The dispute over occupied territories is the headline issue between Kyiv and Moscow, and it is shaping whether a negotiated end to the war is possible. President Donald Trump has stepped into a broker role and met with Ukrainian President Volodymyr Zelenskyy at Mar-a-Lago, signaling high-level momentum. Zelenskyy told Bret Baier that a peace deal with Moscow could be near, suggesting both sides are testing the edges of compromise.
“Even with one question today, we’ve been very close,” Zelenskyy told Baier on “Special Report.” “I think we have a problem with one question: It’s about territories.” Those two lines capture the tightrope: everything else may be sortable, but land that changed hands in war is the live wire. From a Republican perspective, that means negotiations must be tough, clear, and tied to real security guarantees rather than wishful thinking.
Russian officials continue to press their case and portray battlefield leverage as a bargaining chip. Sergei Lavrov has said the West needs to accept that Russia holds advantages on the battlefield, and Moscow’s rhetoric reflects that posture. Republicans arguing for firm American negotiating leverage see this as proof that any settlement must balance real deterrence with diplomatic pressure.
Zelenskyy has been careful about ceding ground outright, and he has floated voter approval as the mechanism to give any concession legitimacy. He has proposed that Ukrainian voters would need to approve withdrawals from Donetsk, Luhansk, Kherson and Zaporizhzhia via referendums. That approach gives Ukraine a democratic cover for painful choices while keeping international observers focused on process and verification.
“I think the compromise, if we do a free economic zone that we have, and we have to move some kilometers back. It means that Russia has to make minor steps some kilometers back,” Zelenskyy said. “This free economic zone will have specific rules. Something like this referendum is the way how to accept it or not accept it.”

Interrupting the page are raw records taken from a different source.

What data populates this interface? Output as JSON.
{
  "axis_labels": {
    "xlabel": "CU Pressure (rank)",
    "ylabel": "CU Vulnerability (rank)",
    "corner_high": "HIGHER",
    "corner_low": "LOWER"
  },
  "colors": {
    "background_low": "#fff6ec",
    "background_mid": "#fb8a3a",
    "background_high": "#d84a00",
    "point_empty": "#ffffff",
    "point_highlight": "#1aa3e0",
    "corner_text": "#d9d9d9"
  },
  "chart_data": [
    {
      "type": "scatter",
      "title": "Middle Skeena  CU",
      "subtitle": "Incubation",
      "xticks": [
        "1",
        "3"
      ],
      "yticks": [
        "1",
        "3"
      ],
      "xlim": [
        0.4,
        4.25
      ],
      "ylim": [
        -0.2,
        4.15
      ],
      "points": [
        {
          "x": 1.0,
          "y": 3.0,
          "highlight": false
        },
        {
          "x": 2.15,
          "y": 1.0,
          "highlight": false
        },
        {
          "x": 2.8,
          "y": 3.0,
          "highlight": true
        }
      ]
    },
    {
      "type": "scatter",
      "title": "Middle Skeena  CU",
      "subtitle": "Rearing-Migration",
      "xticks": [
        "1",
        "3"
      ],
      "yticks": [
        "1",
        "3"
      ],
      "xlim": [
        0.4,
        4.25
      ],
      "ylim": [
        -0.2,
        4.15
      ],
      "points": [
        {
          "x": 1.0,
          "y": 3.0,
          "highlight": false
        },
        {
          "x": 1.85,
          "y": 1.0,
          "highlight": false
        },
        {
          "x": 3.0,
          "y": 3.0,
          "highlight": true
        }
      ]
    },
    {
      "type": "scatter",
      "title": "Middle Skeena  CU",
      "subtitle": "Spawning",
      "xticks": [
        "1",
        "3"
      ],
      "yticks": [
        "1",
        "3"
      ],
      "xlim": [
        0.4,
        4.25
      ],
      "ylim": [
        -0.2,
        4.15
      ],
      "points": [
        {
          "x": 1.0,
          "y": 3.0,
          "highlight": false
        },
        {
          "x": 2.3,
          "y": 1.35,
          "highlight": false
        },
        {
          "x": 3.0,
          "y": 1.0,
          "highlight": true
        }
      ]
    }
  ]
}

Even with those openings, Zelenskyy makes clear he doubts Vladimir Putin’s intent, and Republicans hear that as a cautionary note about trusting Moscow. “I don’t trust Putin. He doesn’t want success for Ukraine,” Zelenskyy said. “I believe he can say such words to President Trump… but it’s not true really.” The blunt language underlines the political reality: talks can proceed, but Western and Ukrainian leaders must assume Moscow will push for maximum leverage.
Despite the skepticism, Zelenskyy reported progress after the Mar-a-Lago meeting, saying they were 90% agreed on a draft 20-point plan. President Trump has framed his role as getting the two sides to a deal, and he has indicated he will only move forward at certain milestones, insisting on clear outcomes before elevating meetings. That pragmatic posture appeals to conservative voters who want a results-oriented approach instead of endless diplomacy without teeth.
At the same time, the fog of war keeps shifting the equation. The meeting followed a Russian attack on Kyiv, and Moscow also claimed that Putin’s home in the Novgorod region was hit by a drone, which Ukraine denies. Those incidents keep pressure on negotiators and underscore that any peace must be credible on the ground, with verification mechanisms that actually prevent renewed aggression.